The Westbury Hotel in London involved horizontal and vertical extensions above and below a reinforced 1950s concrete frame to make it a ‘best in its class’ hotel in Mayfair. While its refurbishment saved over 2,000 tonnes of demolition waste and approximately 3,700 tonnes CO2e when compared to a demolition and new-build option for the same gross internal area, there were hidden carbon costs.

For example, jacking up an eight-storey reinforced concrete frame requires substantial temporary works. Each column needs unique steel jacking frames that transfer load from the existing column to temporary plunge column piles. Using mini piles in an existing building can also come with challenges, such as limited pile diameter and the use of fine aggregates and a higher cement content, which increases embodied carbon.

Refurbishments also typically require small tonnages of steelwork, and it is difficult to specify the mill or origin source of the steel, given the current procurement models of UK stockists. While reclaimed steel is preferred, it is sadly not yet standard practice.

Additional fire protection

Site investigations and fire analysis revealed the building’s existing reinforced concrete slabs and half of the reinforced concrete columns required additional fire protection to comply with fire regulations. These relatively carbon-intensive materials can add up.

Retrofitting and refurbishing
Embodied carbon figures for the Westbury Hotel: demolition plus new-build options compared with refurbishment and extension (chosen method)
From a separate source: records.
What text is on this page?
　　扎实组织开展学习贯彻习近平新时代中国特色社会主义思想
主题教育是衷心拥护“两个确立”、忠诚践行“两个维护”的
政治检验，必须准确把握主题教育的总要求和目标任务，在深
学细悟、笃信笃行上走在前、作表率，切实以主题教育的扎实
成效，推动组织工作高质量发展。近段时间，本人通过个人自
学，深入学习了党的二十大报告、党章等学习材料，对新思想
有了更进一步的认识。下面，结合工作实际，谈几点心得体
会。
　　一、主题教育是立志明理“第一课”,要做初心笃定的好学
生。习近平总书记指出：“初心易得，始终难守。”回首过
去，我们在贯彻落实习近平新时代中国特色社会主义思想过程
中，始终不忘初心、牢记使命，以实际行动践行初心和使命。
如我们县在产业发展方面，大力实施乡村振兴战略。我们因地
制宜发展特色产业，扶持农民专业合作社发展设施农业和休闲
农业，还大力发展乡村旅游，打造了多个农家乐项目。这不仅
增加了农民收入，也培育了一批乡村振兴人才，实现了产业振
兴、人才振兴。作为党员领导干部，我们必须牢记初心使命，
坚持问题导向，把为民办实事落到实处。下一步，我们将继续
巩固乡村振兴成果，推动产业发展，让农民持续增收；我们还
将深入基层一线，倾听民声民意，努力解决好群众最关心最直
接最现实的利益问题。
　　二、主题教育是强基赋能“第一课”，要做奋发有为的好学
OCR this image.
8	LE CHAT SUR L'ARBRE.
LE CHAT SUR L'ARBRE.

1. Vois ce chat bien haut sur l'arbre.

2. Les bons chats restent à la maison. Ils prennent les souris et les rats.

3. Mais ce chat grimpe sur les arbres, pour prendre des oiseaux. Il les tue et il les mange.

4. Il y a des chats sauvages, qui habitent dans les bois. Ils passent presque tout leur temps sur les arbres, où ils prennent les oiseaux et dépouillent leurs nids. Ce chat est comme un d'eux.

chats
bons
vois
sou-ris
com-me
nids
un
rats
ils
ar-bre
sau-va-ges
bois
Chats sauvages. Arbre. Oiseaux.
While retention and retrofit are great ways to reduce the carbon footprint of new buildings, it is essential to remember that extensive refurbishments can come with hidden carbon costs. By working with existing buildings and not imposing new-build aspirations, we can reduce carbon and improve overall design
quality. It’s key to be mindful of the small things that can quickly accumulate and increase the embodied carbon.

The Westbury Hotel is being delivered by Sir Robert McAlpine’s Special Projects division; Ramboll UK is structural engineer. Sir Robert McAlpine is committed to decarbonising its business and has developed ambitious emission reduction targets for its scope 1, 2 and 3 emissions aligned to a 1.5 deg C emissions pathway.

Sir Robert McAlpine has submitted these targets for validation by the Science Based Targets initiative (SBTi) against the Net-Zero Standard framework, currently the most ambitious designation available.

The writers – Brogan MacDonald, head of sustainability in building structures at Ramboll, Tom King, carbon manager at Sir Robert McAlpine, and Pedro Flores, sustainability manager at Sir Robert McAlpine – presented at the CIOB Conservation Conference in April 2023, where Sir Robert McAlpine Special Projects was a Gold sponsor.